Nuestros muertos anónimos, que no son nuestros pero los hacemos propios, revelan que la atrocidad puede ser hermosa a pesar de que nos desconcierte y aterre esta idea. Existe algo cautivante que emana de la violencia: texturas y efectos físicos que le otorgan un nuevo nombre al muerto. Le dan una segunda vida, ya no como ser, sino como cadáver. Pero hay otros muertos que no gozan del mismo destino: los muertos sin nombre, los que nadie hace suyos, éstos son los que más nos aterran. Basta con entrar a la página del Servicio Médico Forense para encontrarlos. No creo que sea su naturaleza mortuoria, evidentemente desagradable, lo que más nos impacte de ellos, sino su anonimato —el hecho de que estén naturalmente abandonados, sin reclamar, sin quién los vele. Siempre queda, latente, por encima de la víscera retorcida, la idea de que podríamos haber sido nosotros los abandonados, los atropellados, los electrocutados, los suicidas… y que si fuéramos estos, los que ahora vemos en el Alarma!, no tendríamos nombre porque nadie nos reclamó.

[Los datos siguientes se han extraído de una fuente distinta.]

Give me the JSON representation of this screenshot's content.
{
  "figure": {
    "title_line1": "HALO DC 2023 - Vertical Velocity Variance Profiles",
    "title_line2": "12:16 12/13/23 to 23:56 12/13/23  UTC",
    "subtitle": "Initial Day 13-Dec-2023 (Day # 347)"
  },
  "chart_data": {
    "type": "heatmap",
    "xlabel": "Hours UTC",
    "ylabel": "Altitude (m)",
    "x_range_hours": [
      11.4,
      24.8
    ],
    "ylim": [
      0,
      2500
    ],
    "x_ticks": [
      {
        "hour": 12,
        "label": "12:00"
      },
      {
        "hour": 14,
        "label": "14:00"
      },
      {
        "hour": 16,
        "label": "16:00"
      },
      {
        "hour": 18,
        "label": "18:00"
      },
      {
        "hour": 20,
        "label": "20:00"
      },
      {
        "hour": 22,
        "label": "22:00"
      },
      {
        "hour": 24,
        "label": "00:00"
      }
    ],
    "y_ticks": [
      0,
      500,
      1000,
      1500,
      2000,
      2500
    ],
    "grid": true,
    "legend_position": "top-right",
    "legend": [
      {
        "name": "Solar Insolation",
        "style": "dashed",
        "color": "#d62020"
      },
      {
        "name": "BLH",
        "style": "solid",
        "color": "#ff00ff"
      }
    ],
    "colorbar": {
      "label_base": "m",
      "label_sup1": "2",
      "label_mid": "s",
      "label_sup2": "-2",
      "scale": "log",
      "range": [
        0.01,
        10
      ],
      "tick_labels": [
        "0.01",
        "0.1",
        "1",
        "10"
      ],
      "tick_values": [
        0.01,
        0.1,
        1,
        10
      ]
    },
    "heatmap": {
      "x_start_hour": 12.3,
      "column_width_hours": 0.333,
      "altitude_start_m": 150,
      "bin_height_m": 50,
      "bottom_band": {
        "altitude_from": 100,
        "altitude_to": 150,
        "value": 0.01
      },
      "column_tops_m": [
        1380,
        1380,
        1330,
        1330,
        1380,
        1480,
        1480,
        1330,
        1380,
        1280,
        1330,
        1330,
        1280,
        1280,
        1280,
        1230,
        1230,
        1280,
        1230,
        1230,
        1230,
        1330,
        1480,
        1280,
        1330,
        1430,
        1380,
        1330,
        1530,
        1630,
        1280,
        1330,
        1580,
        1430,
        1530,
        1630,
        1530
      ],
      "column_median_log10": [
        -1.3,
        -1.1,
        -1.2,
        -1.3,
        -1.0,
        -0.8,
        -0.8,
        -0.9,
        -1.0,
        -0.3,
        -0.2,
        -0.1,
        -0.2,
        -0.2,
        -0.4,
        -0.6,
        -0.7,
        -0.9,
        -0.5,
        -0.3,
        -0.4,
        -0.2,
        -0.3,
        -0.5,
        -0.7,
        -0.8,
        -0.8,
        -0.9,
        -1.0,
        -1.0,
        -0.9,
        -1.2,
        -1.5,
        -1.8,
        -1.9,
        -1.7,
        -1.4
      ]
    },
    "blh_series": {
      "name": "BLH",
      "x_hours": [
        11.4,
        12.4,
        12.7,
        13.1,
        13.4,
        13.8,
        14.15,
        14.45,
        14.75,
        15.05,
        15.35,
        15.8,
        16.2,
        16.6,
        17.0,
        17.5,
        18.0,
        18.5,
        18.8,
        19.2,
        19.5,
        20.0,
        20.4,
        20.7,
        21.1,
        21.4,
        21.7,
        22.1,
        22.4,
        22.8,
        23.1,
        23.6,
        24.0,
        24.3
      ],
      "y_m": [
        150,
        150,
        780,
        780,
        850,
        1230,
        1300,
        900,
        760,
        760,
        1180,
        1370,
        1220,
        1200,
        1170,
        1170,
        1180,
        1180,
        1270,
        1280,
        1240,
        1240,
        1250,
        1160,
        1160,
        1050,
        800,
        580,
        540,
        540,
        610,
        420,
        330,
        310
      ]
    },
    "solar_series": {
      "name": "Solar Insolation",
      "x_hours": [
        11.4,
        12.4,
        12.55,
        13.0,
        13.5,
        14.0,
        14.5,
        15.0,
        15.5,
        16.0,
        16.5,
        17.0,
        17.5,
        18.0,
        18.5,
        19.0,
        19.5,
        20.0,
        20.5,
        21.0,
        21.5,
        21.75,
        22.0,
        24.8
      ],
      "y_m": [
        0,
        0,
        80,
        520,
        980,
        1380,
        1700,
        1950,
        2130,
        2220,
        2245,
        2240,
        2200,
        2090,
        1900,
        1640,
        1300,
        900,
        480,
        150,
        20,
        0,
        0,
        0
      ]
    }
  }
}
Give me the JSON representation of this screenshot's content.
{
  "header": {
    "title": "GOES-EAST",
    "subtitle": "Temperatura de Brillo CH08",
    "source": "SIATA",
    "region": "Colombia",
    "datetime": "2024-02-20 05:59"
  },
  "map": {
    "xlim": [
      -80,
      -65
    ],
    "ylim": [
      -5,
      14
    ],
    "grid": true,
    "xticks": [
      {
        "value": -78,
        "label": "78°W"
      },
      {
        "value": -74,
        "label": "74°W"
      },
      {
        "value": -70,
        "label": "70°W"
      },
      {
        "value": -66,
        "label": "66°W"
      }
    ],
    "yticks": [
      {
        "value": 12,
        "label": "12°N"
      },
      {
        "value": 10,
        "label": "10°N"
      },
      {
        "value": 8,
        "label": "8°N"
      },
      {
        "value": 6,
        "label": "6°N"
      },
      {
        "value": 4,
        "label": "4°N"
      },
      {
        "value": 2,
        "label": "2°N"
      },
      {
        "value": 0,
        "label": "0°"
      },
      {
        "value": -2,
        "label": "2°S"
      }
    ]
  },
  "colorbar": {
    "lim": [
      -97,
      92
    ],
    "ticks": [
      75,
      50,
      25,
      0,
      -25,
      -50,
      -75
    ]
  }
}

Se habla mucho del daño moral que genera el morbo en la sociedad. Se reprueba, especialmente hoy en día, a los mirones, esa masa reunida que se detiene para observar al cadáver caído, al coche chocado, al niño baleado. Ante esto yo respondería: que lance la primera piedra aquel que no haya pecado de morbo. Y continuaría con una proposición: ¿qué sucedería si el morbo que reúne a los mirones en todo crimen público surgiera más bien del mismo impulso de memorialización que se expresa en las fotografías post mórtem utilizadas ritualmente como objetos de duelo y remembranza pública? Lo que me parece verdaderamente escalofriante no es el muerto, sino que tras descubrirlo, nadie se detenga para enterarse de qué fue lo que le sucedió. ¿Qué ocurre si entendemos al morbo más bien como un rito social, una catarsis a través de la cual resulta posible procesar la muerte de un individuo en un nivel colectivo? Mucho se critica al que se detiene a mirar a los muertos. Peor, considero yo, sería que nadie los mirara. Sería entonces como si nunca hubieran muerto y, por tanto, como si nunca hubieran vivido.